Columnas de opinión del Procurador General

Mis primeras impresiones

Hemos comenzado un nuevo año y encaramos con renovados bríos la agenda que este 2016 nos convoca. El país celebrará los doscientos años de la declaración de su independencia y los porteños los veinte años de vigencia de nuestra Constitución. Soplan aires de cambio a partir de la nueva administración a cargo del Gobierno Nacional. En la Ciudad de Buenos Aires una nueva gestión procura profundizar los avances logrados en los últimos años. En este contexto he sido honrado con la propuesta de designación para asumir como Procurador General de la Ciudad.

Apenas asumido el cargo –todavía en forma interina hasta que la Legislatura se expida al respecto- quiero compartir con ustedes las primeras impresiones que me han generado estas semanas iniciales de trabajo que llevo aquí en la Casa.

He dedicado principalmente estos primeros días a tomar contacto con los temas y a conocer a las personas que aquí trabajan de modo de interiorizarme de cómo viene siendo encarada la gestión jurídica por parte del Órgano que con orgullo me toca ahora dirigir. Vaya en tal sentido un agradecimiento a mi predecesor y amigo Julio Conte-Grand por las conversaciones y buenos consejos recibidos.

Empiezo por expresar mi enorme alegría y entusiasmo por estar junto a todos ustedes, con la responsabilidad de colaborar en el cumplimiento de la misión que la Constitución asigna a la Procuración General y que ciertamente resulta de gran transcendencia. No es poca cosa encomendar a este único Órgano la representación del Estado en juicio, la defensa del patrimonio de la Ciudad y el control de la legalidad a través del asesoramiento.

Frente a esto, mis expectativas pasan por definir cuáles son las contribuciones que como responsable de la Procuración General debería realizar para que la misma pueda cumplir sus funciones con la mayor excelencia.

Lo primero es ayudar a que en la Casa exista un clima de camaradería, de respeto y de buen trato entre todos sus integrantes. La gestión encomendada nos obliga a permanecer muchas horas por día juntos en el cumplimiento de estas tareas y por eso, más allá de los roles y de las funciones que cada uno tenga, somos ante todo personas y nuestro compromiso es comportarnos y respetar a los demás como tales y con sentido de equipo. Estoy desde ya abierto a considerar cualquier sugerencia que cualquier integrante de la Casa tenga al respecto.
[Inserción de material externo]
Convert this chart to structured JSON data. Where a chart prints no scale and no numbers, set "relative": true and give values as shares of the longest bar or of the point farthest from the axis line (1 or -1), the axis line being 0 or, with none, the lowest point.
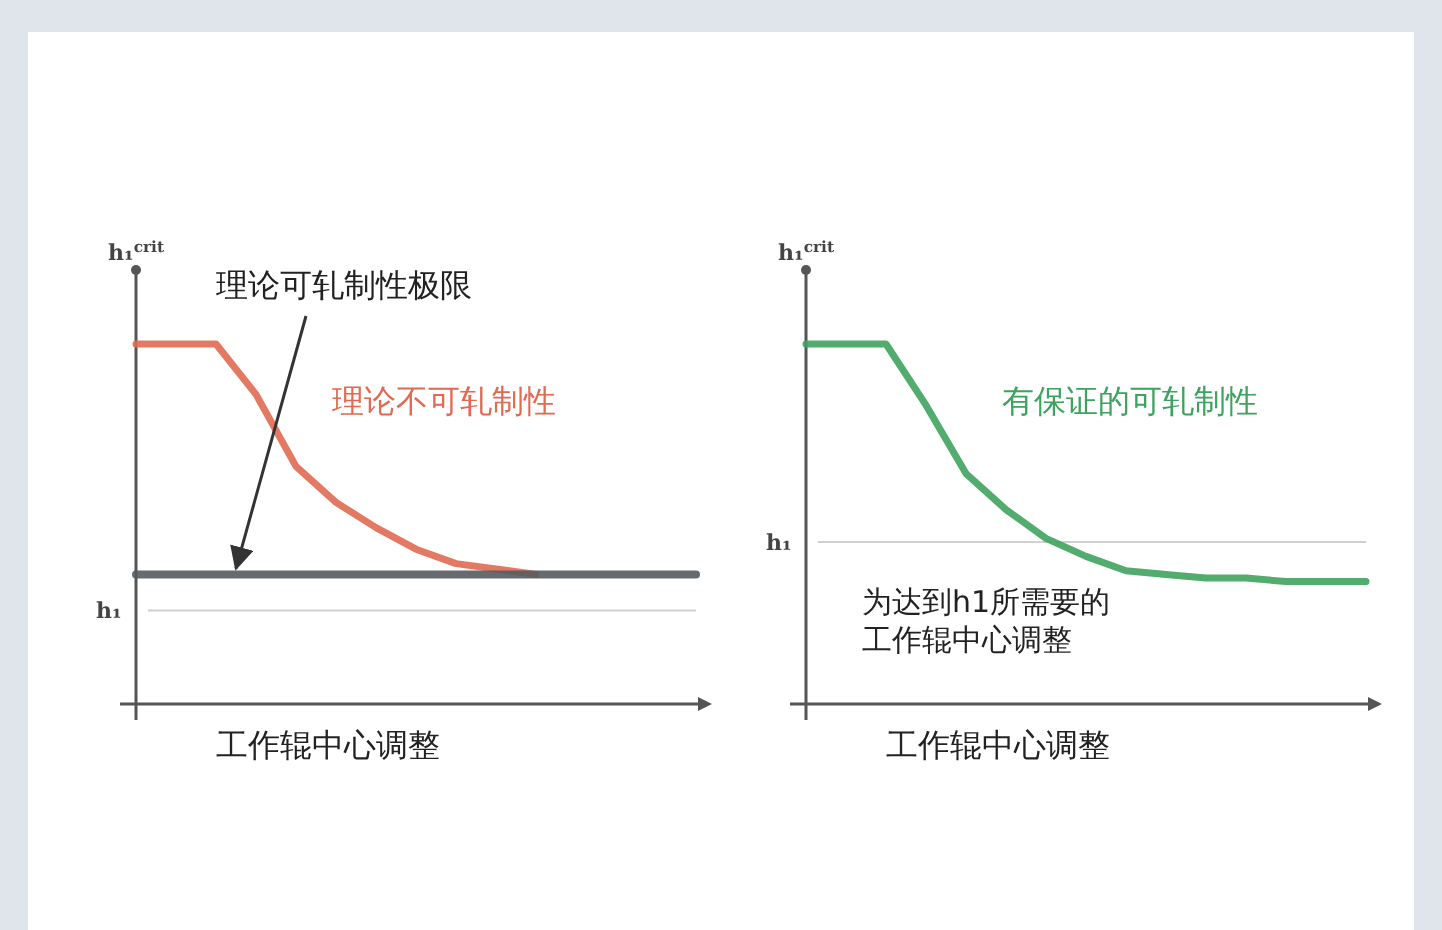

Está claro que la Procuración General cumple sus tareas en forma satisfactoria en términos generales y que esto se ha visto especialmente robustecido en las últimas gestiones. Es por esto que deseo sumar mi aporte para mantener esta línea ascendente, con la fuerte convicción personal de que siempre las cosas pueden hacerse mejor. Quisiera, como un objetivo central, apuntar a la elevación de la calidad de nuestra gestión y trabajo profesional, procurando aumentar la eficacia y mejorar la eficiencia en el cumplimiento de nuestras tareas propias, a través de la fijación de objetivos concretos y mensurables. Sobre este punto estamos ya trabajando con los Directores Generales y próximamente compartiremos con ustedes estas aspiraciones.
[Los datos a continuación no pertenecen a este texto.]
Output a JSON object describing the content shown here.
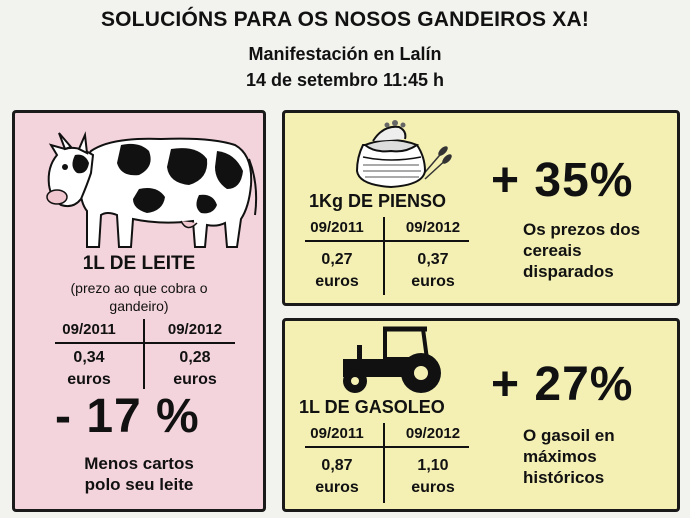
{
  "header": {
    "title": "SOLUCIÓNS PARA OS NOSOS GANDEIROS XA!",
    "subtitle": "Manifestación en Lalín",
    "date": "14 de setembro 11:45 h"
  },
  "milk": {
    "product": "1L DE LEITE",
    "note_line1": "(prezo ao que cobra o",
    "note_line2": "gandeiro)",
    "col1_date": "09/2011",
    "col2_date": "09/2012",
    "col1_value": "0,34",
    "col2_value": "0,28",
    "unit": "euros",
    "change": "- 17 %",
    "comment_line1": "Menos cartos",
    "comment_line2": "polo seu leite"
  },
  "feed": {
    "product": "1Kg DE PIENSO",
    "col1_date": "09/2011",
    "col2_date": "09/2012",
    "col1_value": "0,27",
    "col2_value": "0,37",
    "unit": "euros",
    "change": "+ 35%",
    "comment_line1": "Os prezos dos",
    "comment_line2": "cereais",
    "comment_line3": "disparados"
  },
  "fuel": {
    "product": "1L DE GASOLEO",
    "col1_date": "09/2011",
    "col2_date": "09/2012",
    "col1_value": "0,87",
    "col2_value": "1,10",
    "unit": "euros",
    "change": "+ 27%",
    "comment_line1": "O gasoil en",
    "comment_line2": "máximos",
    "comment_line3": "históricos"
  },
  "icons": {
    "cow": "cow-icon",
    "feed_sack": "feed-sack-icon",
    "tractor": "tractor-icon"
  },
  "colors": {
    "milk_panel": "#f4d4dc",
    "price_panels": "#f4f0b4",
    "border": "#1a1a1a"
  }
}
Finalmente, para mejorar la calidad del trabajo profesional, será necesario ampliar la incorporación de buenas prácticas y profundizar la capacitación permanente para cumplir de modo más pleno nuestra labor. También quisiera estar pronto para poder atender y brindar solución adecuada a todos los requerimientos y cuestiones vinculadas con las condiciones de trabajo en lo que refiere a retribuciones, plan de carrera, concursos, etc.

No quisiera terminar sin antes transmitir también mi reconocimiento al valioso trabajo que realizan todas las personas dedicadas a las tareas administrativas de la Casa. Entiendo que son la columna vertebral indispensable para que la Procuración pueda alcanzar sus objetivos y al mismo tiempo hacen posible que cada persona que trabaja en este lugar, o busca nuestros servicios, se sienta cómoda y satisfecha.

Estas son apenas unas primeras impresiones sobre la tarea que tenemos por delante. Como les decía al inicio, estoy muy contento de poder llevarla a cabo y de que entre todos, en un clima de buen diálogo, podamos trazarnos objetivos y metas concretas que mejoren la calidad de nuestro trabajo. Así podremos brindar un servicio jurídico de excelencia y, en última instancia, ejercer una mejor defensa del interés público en beneficio de quienes habitan y transcurren su día a día en esta hermosa Ciudad de Buenos Aires.